Senior Lecturer in Te Wānanga o Waipapa, University of Auckland
Dr Dan Hikuroa (Ngāti Maniapoto, Waikato-Tainui, Ngaati Whanaunga) is a Senior Lecturer in Te Wānanga o Waipapa, University of Auckland. He employs Earth Systems/Environmental Humanities approaches in his research and is an established world expert on weaving indigenous knowledge and science to realise the dreams and aspirations of the communities he works with. He is UNESCO NZ Commissioner for Culture, Acting Tumuaki of Ngā Kaihautū Tikanga Taiao (Statutory Māori Advisory to the Environmental Protection Authority), Co-Deputy Director Te Pūnaha Matatini, has other key roles within New Zealand’s National Centres of Research Excellence and National Science Challenges and advises national and regional government, communities and philanthropic trusts.
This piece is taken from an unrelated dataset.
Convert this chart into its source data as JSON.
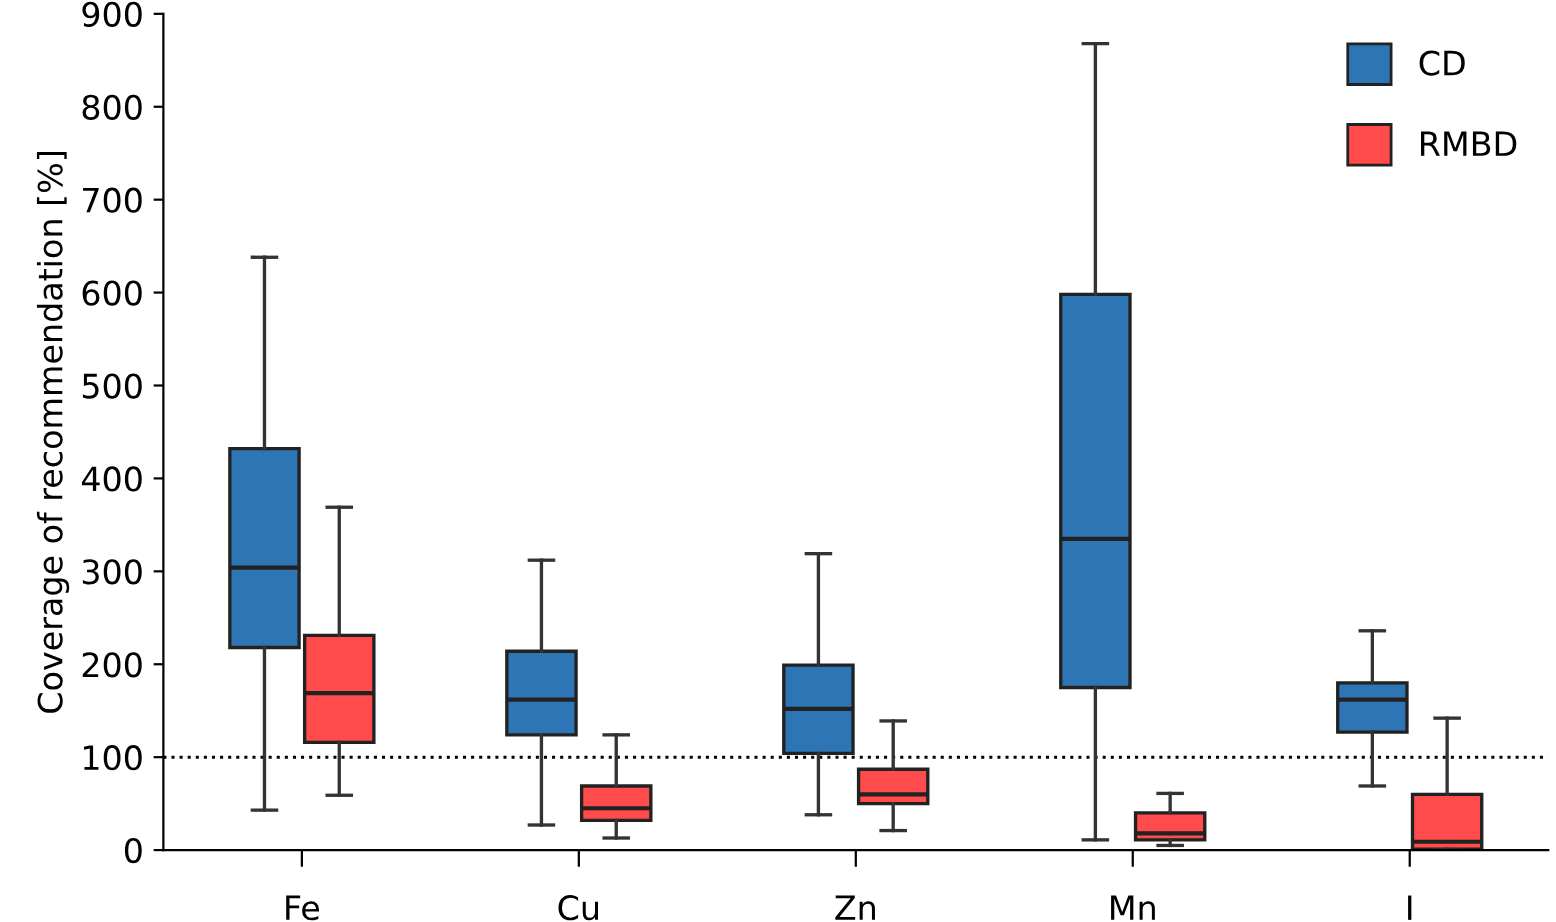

Dan has been spearheading alternative ways of assessing sustainability, including weaving indigenous knowledge and epistemologies into legislation, assessment frameworks and decision-support tools. He reviewed the National Climate Change Risk Assessment Framework, and was a member of the Science and Mātauranga Advisory for the Ministry for the Environment Our Atmosphere and Climate 2020 Report.
Let the River Speak
Wed 11:40 am
Novel governance experiments in Aotearoa New Zealand are transforming public, government and scientific understandings of rivers as being. Initiatives driven by Māori have created spaces to allow our views of rivers and land to come to the fore, valuing them as holistic entities with lives and rights of their own. These build upon relational understandings of land, rivers and ocean as entities that are more ancient and powerful than people, viewing water, rivers and oceans as the lifeblood of society and the land. Within those relational ways of knowing and being, rivers and oceans can simultaneously be ancient kin, revered elders, and living entities. As Māori perspectives conceptualize humans as part of living systems within innate relationships between people and rivers, land, forests and seas they offer prospect to reframe the current structures of power, ownership, governance and management of rivers, waterways and wetlands.